Counteracting Skin Aging In Vitro by Phytochemicals

Abstract

The skin is the most extensive organ in the human body. Photo exposure to ultraviolet (UV) rays causes several damages to skin cells, including premature skin aging, the onset of possible DNA mutations, and the risk of developing cancers, including melanoma. Protecting skin from the damaging effects of sun exposure through the application of creams and filters is important to prevent irreversible damages. Several natural extracts and biomolecules with antioxidant activity are widely used in the production of dietary supplements or topical products, for the prevention and treatment of skin affections. Within this context, we pre-treated human skin fibroblasts (HFF1), skin-isolated stem cells (SSCs) and keratinocytes (HaCaT) with two creams containing a specific solar protection factor (SPF) for 72 h and then exposed the cells to UV light. Gene expression analysis was performed for the key cell cycle regulators (p16, p19, p21, p53 and TERT). Cell senescence was assessed by colorimetric assays of beta-galactosidase and antioxidant potential, revealing the ability of treated cells to counteract free radical production as a result of oxidative stress. Finally, possible mutations in DNA induced by photo exposure were studied. The results obtained demonstrated that the tested products elicit positive effects on all skin cell populations, preserving them from photo exposure damages and premature senescence, being also able to increase the DNA repairing mechanisms and inducing a youngest phenotype.
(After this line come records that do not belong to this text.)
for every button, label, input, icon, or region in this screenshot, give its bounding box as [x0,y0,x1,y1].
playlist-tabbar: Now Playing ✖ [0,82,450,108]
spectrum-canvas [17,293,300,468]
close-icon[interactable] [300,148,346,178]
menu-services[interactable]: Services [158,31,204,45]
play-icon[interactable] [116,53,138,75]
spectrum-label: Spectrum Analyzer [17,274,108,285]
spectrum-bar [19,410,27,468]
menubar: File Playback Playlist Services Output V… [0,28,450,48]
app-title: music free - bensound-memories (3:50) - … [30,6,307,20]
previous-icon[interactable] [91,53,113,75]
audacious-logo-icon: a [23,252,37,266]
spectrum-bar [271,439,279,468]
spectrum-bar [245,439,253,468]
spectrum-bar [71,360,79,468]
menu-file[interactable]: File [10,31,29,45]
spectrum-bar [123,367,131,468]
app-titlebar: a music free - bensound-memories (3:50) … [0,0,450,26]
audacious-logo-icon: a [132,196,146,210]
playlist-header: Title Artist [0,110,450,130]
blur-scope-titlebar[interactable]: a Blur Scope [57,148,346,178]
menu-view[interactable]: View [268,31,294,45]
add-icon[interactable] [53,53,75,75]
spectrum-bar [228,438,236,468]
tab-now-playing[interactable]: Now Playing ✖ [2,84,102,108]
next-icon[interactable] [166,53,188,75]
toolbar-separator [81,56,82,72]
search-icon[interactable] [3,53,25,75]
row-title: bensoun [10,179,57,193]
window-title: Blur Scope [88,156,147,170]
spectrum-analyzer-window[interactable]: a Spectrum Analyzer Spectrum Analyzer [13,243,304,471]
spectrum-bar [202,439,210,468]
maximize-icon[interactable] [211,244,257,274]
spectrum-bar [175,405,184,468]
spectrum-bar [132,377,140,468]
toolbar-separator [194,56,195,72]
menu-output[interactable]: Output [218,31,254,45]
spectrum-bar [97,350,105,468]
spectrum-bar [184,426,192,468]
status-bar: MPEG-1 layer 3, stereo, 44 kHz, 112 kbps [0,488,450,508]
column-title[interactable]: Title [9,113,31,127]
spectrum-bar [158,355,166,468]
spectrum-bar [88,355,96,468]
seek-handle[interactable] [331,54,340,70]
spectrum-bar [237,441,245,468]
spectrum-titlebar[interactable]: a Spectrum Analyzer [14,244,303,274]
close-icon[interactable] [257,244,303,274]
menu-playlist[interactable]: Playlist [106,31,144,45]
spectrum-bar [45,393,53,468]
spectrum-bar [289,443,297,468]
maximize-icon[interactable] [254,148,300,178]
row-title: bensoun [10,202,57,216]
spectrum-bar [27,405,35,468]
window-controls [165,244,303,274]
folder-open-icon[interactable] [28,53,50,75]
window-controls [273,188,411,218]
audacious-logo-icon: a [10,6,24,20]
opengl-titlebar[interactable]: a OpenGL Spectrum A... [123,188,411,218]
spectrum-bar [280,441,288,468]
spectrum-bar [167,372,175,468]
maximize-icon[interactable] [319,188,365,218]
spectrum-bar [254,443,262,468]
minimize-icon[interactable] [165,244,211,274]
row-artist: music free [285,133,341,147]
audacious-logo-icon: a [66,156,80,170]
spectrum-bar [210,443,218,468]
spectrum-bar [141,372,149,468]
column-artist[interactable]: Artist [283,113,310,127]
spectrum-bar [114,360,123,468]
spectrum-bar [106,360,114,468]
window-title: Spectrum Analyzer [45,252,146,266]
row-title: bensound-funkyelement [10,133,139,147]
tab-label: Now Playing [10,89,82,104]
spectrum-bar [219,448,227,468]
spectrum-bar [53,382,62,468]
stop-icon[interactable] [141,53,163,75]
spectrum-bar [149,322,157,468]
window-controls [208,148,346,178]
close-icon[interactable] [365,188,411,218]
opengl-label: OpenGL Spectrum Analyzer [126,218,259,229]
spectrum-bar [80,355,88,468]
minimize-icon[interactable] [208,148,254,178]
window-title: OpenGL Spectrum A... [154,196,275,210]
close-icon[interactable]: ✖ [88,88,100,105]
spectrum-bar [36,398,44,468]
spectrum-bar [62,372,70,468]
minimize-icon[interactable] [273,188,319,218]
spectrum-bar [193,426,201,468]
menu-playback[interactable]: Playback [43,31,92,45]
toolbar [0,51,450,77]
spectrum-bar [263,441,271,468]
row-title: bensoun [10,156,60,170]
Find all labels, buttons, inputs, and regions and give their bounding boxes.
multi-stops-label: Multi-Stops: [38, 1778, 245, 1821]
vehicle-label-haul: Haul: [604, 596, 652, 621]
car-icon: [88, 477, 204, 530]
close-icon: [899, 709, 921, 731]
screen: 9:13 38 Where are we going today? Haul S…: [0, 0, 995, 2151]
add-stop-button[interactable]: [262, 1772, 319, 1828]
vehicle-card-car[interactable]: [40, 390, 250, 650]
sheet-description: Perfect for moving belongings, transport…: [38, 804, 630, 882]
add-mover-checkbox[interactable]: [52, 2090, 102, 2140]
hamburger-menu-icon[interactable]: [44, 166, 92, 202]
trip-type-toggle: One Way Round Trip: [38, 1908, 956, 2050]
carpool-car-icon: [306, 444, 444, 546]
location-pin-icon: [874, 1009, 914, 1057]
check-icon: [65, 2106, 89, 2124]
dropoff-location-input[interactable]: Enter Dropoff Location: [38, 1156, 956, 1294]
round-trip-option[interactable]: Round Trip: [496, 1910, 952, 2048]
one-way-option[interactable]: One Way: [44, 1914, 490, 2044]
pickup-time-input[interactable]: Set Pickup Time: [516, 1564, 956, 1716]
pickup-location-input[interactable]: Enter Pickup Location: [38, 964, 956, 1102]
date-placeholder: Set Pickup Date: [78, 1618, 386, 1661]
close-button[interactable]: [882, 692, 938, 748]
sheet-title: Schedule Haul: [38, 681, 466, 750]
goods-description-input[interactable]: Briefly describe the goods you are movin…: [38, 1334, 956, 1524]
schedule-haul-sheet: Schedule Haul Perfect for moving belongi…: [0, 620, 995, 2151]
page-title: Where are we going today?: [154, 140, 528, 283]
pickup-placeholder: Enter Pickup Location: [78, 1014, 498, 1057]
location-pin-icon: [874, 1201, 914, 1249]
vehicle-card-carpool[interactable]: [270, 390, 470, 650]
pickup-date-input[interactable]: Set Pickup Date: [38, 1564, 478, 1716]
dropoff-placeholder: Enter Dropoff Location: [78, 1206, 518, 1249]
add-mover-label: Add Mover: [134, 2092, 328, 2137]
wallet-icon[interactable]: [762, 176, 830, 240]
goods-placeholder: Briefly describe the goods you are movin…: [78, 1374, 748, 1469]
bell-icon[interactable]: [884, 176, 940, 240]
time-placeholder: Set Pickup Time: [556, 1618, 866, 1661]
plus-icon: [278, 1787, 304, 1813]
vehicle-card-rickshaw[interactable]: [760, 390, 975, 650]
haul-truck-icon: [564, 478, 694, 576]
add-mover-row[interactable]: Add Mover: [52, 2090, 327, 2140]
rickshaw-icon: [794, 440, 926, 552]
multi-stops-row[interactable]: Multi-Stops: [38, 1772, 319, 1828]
Keywords: antioxidants; bioactive molecules; cell senescence; fibroblasts; gene expression; repairing mechanisms; skin aging; stem cells.

FIGURE 1

MTT Viability assay of HaCaT, HFF1 and SSCs after 72 h of pre‐treatment with creams and exposure to UV. Cell viability was expressed as % cell viability referred to untreated control cells. Data are expressed as mean ± SD (n = 6) referring to the control (****p ≤ 0.001).

FIGURE 2

Proliferation of HaCaT, HFF1 and SSCs after 72 h of pre‐treatment with creams and exposure to UV. Cell proliferation is expressed in OD units as compared to control untreated cells. Data are expressed as mean ± SD (n = 6) referring to the control (*p ≤ 0.05; **p ≤ 0.01; ***p ≤ 0.001, ****p ≤ 0.001).

FIGURE 3

Expression of cell‐cycle regulator genes after 72 h of pre‐treatment with creams and exposure to UV. The expression of p16 (panel A), p19 (panel B) p21 (panel C), p53 (panel D), TERT (panel E) and HSP70 (panel F) was evaluated in HaCaT, HFF1 and SSCs after exposure to UV. The mRNA levels for each gene were normalised to Glyceraldehyde‐3‐Phosphate‐Dehydrogenase (GAPDH) and expressed as fold of change (2−ΔΔCt) of the mRNA levels observed in untreated control cells (Ctrl) defined as 1 (mean ± SD; n = 6). Data are expressed as mean ± SD referred to the control (*p ≤ 0.05), (**p ≤ 0.01), (***p ≤ 0.001), (****p ≤ 0.0001).

FIGURE 4

Total antioxidant capacity of HaCaT, HFF1 and SSCs after 72 h of pre‐treatment with creams and exposure to UV. Data are expressed as mean ± SD (n = 6, in triplicate with two experiments per group) (****p ≤ 0.001).

FIGURE 5

AP sites formation in HaCaT, HFF1 and SSCs after 72 h of pre‐treatment with creams and exposure to UV. Data are expressed as mean ± SD (n = 6, in triplicate with two experiments per group) (**p ≤ 0.01), (****p ≤ 0.0001).

FIGURE 6

Comet assay in HaCaT, HFF1 and SSCs after 72 h of pre‐treatment with creams and exposure to UV. Data are expressed as mean ± SD (n = 6, in triplicate with two experiments per group) (****p ≤ 0.0001). The figures are representative of different independent experiments. Fields with the highest yield of positively stained cells are shown. Scale bars: 40 μm.

FIGURE 7

Senescence‐associated β‐galactosidase activity. β‐galactosidase was evaluated in HaCaT (panel A), HFF1 (panel B) and SSCs (panel C) after 72 h of pre‐treatment with creams and exposure to UV. All cells were compared to control untreated HSPCs (Ctrl). Scale bar = 100 μm.